Il est vrai que les milices de l’EI (ou tout autre instance manipulatrice qui se cache derrière elles) ont délibérément provoqué les médias américains et la conscience américaine avec la mise en scène de décapitations sauvages de prisonniers. Il ne faut pas oublier qu’en septembre 2013, des groupes rebelles syriens avaient organisé une opération sous fausse bannière et avaient utilisé des armes chimiques contre des civils, dans le but de provoquer une riposte américaine. Cette fois-ci, un an plus tard, ils semblent avoir réussi.

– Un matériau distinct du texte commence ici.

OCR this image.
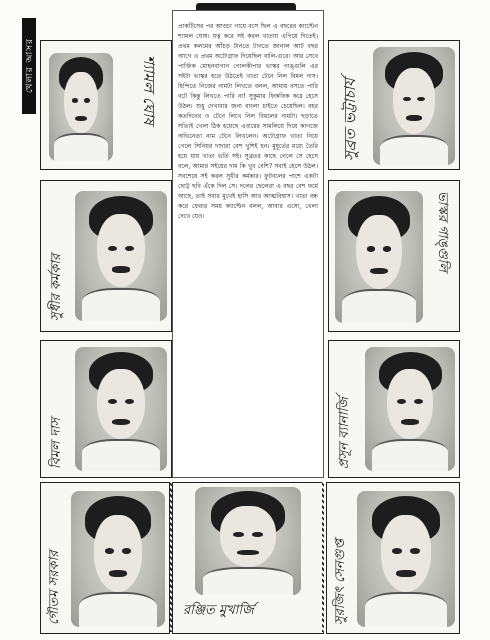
খেলার আসর	শ্যামল ঘোষ	সুব্রত ভট্টাচার্য
সুধীর কর্মকার
ভাস্কর গাঙ্গুলি
বিমল দাস	প্রসূন ব্যানার্জি
গৌতম সরকার	রঞ্জিত মুখার্জি	সুরজিৎ সেনগুপ্ত
প্রাকটিসের পর আড্ডা গায়ে বসে ছিল এ বছরের ক্যাপ্টেন শ্যামল ঘোষ। যত্ন করে সই করল খাতায় এগিয়ে দিতেই। প্রথম কলমের আঁচড় টানতে টানতে জানাল আট বছর আগে এ প্রথম অটোগ্রাফ দিয়েছিল বালি-গুরে। আর সেবে পার্ক্তিক মোহনবাগান গোলকীপার ভাস্কর গাঙ্গুলি এর সইটা ভাস্কর হতে উঠতেই খাতা টেনে নিল বিমল দাস। হিন্দিতে নিজের নামটা লিখতে বলল, আমায় বসতে পারি বটে কিন্তু লিখতে পারি না! সুকুমার ফিকফিক করে হেসে উঠল। শুধু দেখাবার জন্য বাংলা চাইতে চেয়েছিল। বহর কতদিনের ও টেনে লিখে নিল বিমলের নামটা। ছড়াতে সত্যিই খেলা ঠিক হয়েছে এবারের সামলিয়ে দিয়ে কাগজে অভিনেতা নাম টেনে লিখলেন। অটোগ্রাফ খাতা নিয়ে গেলে সিনিয়র দাদারা বেশ খুশিই হন। মুহূর্তের মধ্যে তৈরি হয়ে যায় খাতা ভর্তি সই। সুব্রতর কাছে গেলে সে হেসে বলে, আমার সইয়ের দাম কি খুব বেশি? সবাই হেসে উঠল। সবশেষে সই করল সুধীর কর্মকার। ফুটবলের পাশে একটা ছোট্ট ছবি এঁকে দিল সে। দলের ছেলেরা এ বছর বেশ ফর্মে আছে, তাই সবার মুখেই হাসি আর আত্মবিশ্বাস। খাতা বন্ধ করে ফেরার সময় ক্যাপ্টেন বলল, আবার এসো, খেলা দেখে যেও।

Plus fondamentalement, quels sont au juste les véritables objectifs politiques et militaires en Syrie ? Est-ce que le Département d’État des États-Unis veut toujours renverser le gouvernement Assad ? Si oui, pourquoi? Qu’a fait le gouvernement syrien aux Etats-Unis ? Et, si ce gouvernement était renversé, qui lui succéderait ?
Ce serait une “stratégie” bien curieuse, en effet, si les États-Unis combattaient à la fois les milices de l’État islamique (EI) et le gouvernement syrien laïc de Bachar al-Assad, et finissaient par créer un vide politique comme celui qu’il ont créé en Libye. La politique ne s’accommode guère d’un vide de pouvoir. Dans un pays où 60 pour cent de la population est sunnite, comparativement à seulement 20 pour cent en Irak, le remplaçant probable au gouvernement Assad en Syrie serait un gouvernement islamiste sunnite et sectaire, que son nom soit EI ou qu’il porte tout autre nom . Il s’en suivrait également un désordre complet tel que celui qui prévaut aujourd’hui en Libye, où différentes factions armées se battent entre elles pour s’accaparer une part du pouvoir.
À qui profiterait un tel état de choses ? On peut se faire une idée si on a recours à l’analyse économique. En effet, la toile de fond de tous ces conflits a trait à la géopolitique des différents gazoducs proposés pour écouler le gaz naturel du Moyen-Orient. De tels pipelines serviraient à acheminer le gaz naturel du golfe Persique vers l’Europe afin que cette dernière diversifie et réduise sa dépendance énergétique par rapport au gaz russe.
Il existe deux projets principaux de pipeline pour acheminer le gaz naturel du Moyen Orient vers une Europe affamée d’énergie, laquelle est de surcroit en conflit plus ou moins ouvert avec la Russie et souhaiterait diversifier ses sources d’approvisionnements en gaz naturel et réduire la domination russe sur ses marchés :
- Premièrement, Il y a ce qui a été surnommé le « pipeline islamique », (également appelé ‘Pipeline de l’Amitié’ par les gouvernements concernés), parce qu’il s’agit d’un gazoduc est-ouest de 5570 kilomètres de long allant de l’Iran vers l’Irak, en traversant la Syrie, pour expédier le gaz liquéfié vers l’Europe à partir des ports de la côte méditerranéenne de la Syrie et du Liban.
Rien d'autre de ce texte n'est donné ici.